As material carbon seems likely (although I do not know how big carbon atoms are compared to e.g. the atoms making up Obsidian) because carbon nanotubes are quite strong and even if some kind of energy would be required to stabilize the blade it ought to be a good deal less than other atoms like e.g. Hydrogen (which is a gas anyway, kinda doubt that would cut anything).

So basically, a monomolecura blade would leave very clean cuts that can heal faster than cuts from any conventional blade and re-attaching a lost limb, especially since this requires a sci fi setting where medical science is likely to be roughly equally advanced as material science would need to be for monomolecuar blades to exist, should be feasible with proper medical attention and happen fairly compared to current medical standards of e.g. re-attaching a lost finger.

However, the damage is done and it cannot heal on its own and would behave largely the same as a wound from a very sharp conventional blade.

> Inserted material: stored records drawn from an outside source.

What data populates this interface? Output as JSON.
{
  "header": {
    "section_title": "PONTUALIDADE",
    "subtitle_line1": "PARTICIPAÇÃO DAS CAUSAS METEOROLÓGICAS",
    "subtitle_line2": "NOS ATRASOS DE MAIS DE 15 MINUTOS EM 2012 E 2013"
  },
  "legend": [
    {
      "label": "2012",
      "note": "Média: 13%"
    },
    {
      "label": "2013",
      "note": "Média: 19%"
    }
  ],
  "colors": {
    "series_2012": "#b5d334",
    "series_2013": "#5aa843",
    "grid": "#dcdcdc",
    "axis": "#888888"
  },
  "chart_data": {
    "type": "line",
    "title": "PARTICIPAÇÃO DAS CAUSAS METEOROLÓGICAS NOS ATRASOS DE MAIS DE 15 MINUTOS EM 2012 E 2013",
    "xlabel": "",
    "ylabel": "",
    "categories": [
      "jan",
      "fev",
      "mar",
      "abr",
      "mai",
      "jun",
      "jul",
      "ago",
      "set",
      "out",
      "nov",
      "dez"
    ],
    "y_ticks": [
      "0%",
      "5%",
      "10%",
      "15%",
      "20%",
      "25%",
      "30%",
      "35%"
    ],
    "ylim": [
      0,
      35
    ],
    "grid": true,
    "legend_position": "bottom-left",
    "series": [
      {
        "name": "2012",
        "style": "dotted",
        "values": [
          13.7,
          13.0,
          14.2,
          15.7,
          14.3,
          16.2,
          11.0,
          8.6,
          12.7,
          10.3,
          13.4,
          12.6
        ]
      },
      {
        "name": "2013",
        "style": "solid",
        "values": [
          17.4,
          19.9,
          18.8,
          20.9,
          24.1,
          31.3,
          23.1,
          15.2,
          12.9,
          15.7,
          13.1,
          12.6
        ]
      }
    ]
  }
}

PS: while details about the exact kinetic energy involved are of course nonexistent and unknowable since it's all speculative fiction anyway, it does make perfect sense that fairly little effort is required to cut through a person with a monomolecular blade because it encounters far less resistance than a regular blade, for regular blades the resistance encountered and thus the effort required when cutting through a person depends largely on the sharpness of the blade, hence the common joke of cutting someone up with a blunt spoon.

Answer 11

John Brunner used this in one of his back in the 70's or so, a monomolecular wire strung across a road. The vehicles were fine, because glass and metal welds itself back together, but muscles and tendons under strain sprung apart, with fatal consequences for the passengers involved.